La crainte de la société civile, une fois dissipée, sur l’établissement de la vérité par l’IER et l’audition des témoins par l’adoption de système d’audition publique, elle reste toujours la contrainte au secret de l’IER et certains activistes s’interrogent sur les raisons de cette confidentialité. Seul l’avenir et la fin des travaux de cette instance pourraient affirmer ou infirmer cette crainte. 

Les prérogatives extrajudiciaires de l’IER limitent ses pouvoirs à divulguer le vérité et l’identité des responsables des violations graves des droits de l’homme. 

Un autre volet qui suscite la polémique est celui de sa dépendance financière vis-à-vis des autorités publiques. En mars dernier un séminaire régional sur les commissions de vérité et réconciliation a été organisé par le comité du suivi des recommandations du symposium national sur les violations graves des droits de l’homme et la Fédération internationale des droits de l’homme dont les participants ont lancé un appel à l’ensemble de la société civile à s’impliquer dans cette dynamique pour soutenir le comité et cela à travers la constitution d’un réseau pour élargir le champ de dialogue relatif au dossier des violations et formuler des propositions à ce sujet. 

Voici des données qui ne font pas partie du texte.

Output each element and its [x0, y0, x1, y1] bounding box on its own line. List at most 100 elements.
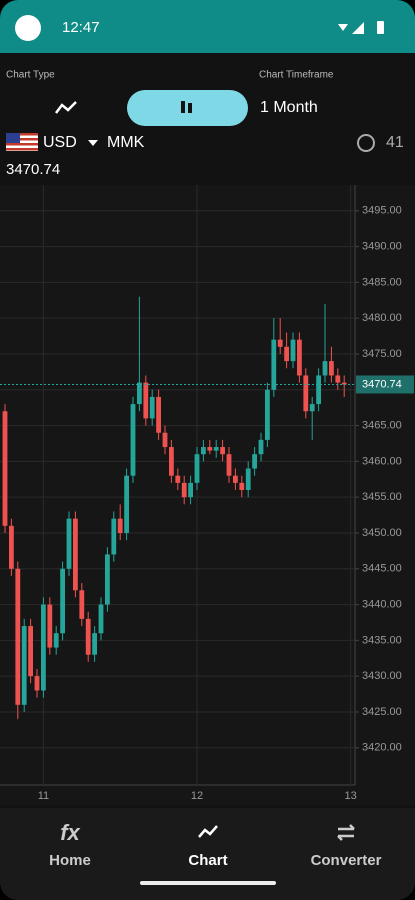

L’œil des associations marocaines suit les actions, les déclarations et les travaux de l’IER, qui devrait répondre à cette soif de vérité et être attentive aux aspirations et attentes non seulement de l’opinion publique nationale mais également régionale et internationale. De son succès dépendra peut-être le sort d’autres évolutions des droits de l’homme dans le monde arabo-musulman.